Ridiculous Jim Cramer comments on Cuomo

Here is the post from thestreet.com, where James Cramer pontificates on Cuomo's "inquisition" of Washington Mutual.



For one thing, Jim Cramer's contention that Cuomo should keep this growing subprime fraud under wraps is ridiculous but shows irrationality of Jim Cramer. Cuomo has the fiduciary responsibility and the obligation to bring "truth" and "justice" to the public. Additionally, if WaMU engaged in fradulent lending practices, then why shouldn't they be investigated, tried fairly, and then be brought to justice?

Cramer contends that it will adversely panic the market and cause unecessary loss of market capitalization in the stock market.

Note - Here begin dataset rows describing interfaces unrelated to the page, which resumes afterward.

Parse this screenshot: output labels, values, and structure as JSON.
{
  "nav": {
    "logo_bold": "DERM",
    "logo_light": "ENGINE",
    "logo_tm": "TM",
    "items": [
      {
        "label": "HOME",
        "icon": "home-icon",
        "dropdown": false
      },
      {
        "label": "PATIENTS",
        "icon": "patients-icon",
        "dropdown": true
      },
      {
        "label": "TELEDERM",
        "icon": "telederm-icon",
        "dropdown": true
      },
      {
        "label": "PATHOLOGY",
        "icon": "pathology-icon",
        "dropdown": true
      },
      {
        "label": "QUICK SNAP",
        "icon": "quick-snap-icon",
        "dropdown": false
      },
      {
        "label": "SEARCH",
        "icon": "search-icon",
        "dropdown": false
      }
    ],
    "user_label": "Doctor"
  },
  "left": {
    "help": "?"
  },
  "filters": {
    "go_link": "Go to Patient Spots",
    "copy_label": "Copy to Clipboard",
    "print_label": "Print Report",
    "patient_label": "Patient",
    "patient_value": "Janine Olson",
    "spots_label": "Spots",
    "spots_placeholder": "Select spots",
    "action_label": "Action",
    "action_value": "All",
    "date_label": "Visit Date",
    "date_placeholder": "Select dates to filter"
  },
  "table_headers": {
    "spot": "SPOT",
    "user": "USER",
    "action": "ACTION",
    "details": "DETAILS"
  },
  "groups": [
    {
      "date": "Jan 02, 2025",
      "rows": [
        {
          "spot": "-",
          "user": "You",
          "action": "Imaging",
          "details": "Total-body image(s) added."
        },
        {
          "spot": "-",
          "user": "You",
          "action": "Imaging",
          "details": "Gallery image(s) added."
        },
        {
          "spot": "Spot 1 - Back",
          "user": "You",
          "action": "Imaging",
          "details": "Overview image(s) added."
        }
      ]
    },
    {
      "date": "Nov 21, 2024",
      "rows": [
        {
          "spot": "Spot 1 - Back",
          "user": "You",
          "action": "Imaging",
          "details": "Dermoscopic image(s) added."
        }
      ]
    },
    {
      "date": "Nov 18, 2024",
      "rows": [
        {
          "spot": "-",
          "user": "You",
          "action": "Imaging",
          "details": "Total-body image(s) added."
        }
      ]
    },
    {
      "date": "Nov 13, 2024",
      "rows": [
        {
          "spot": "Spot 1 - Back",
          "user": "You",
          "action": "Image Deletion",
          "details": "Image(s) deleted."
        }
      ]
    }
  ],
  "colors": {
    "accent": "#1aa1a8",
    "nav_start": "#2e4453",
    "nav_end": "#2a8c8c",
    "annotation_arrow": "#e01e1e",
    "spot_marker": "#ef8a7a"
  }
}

That is the biggest balony I have ever heard. The stock market is going down because the investors have finally opened their eyes to the truth, something Cramer seems to not understand. Truth and integrity are lacking for Jim Cramer.

If WaMU has done something wrong, then a swift and expedient justice should be served. This market is going down for many reasons and WaMu is a small part of the bigger problem that has plagued this economy for a long time.

Cramer, please stop losing money for people who don't know any better and who actually think that you are a stock market guru.

HSBC set to write off $1 billion

HSBC is set to write down $1 billion additional in bad US subprime mortgage debts. This further feeds the growing concern among investors that the write offs by the major banks and investment banks were "low balled". In a continued signal affirming the growing credit crisis, more banks are coming forward with "revised" upward figures for bad debt write downs.

Some have speculated that write downs could reach $1 trillion, which at that time seemed ridiculous, but now, I am not quite sure.

In a separate note, Countrywide Financial (CFC) death rattle has begun. Yet, Mozillo continues to sell. I joke every day that when CFC announces bankruptcy plans, Mozillo will continue to sell down at the $.25 level. Disgusting!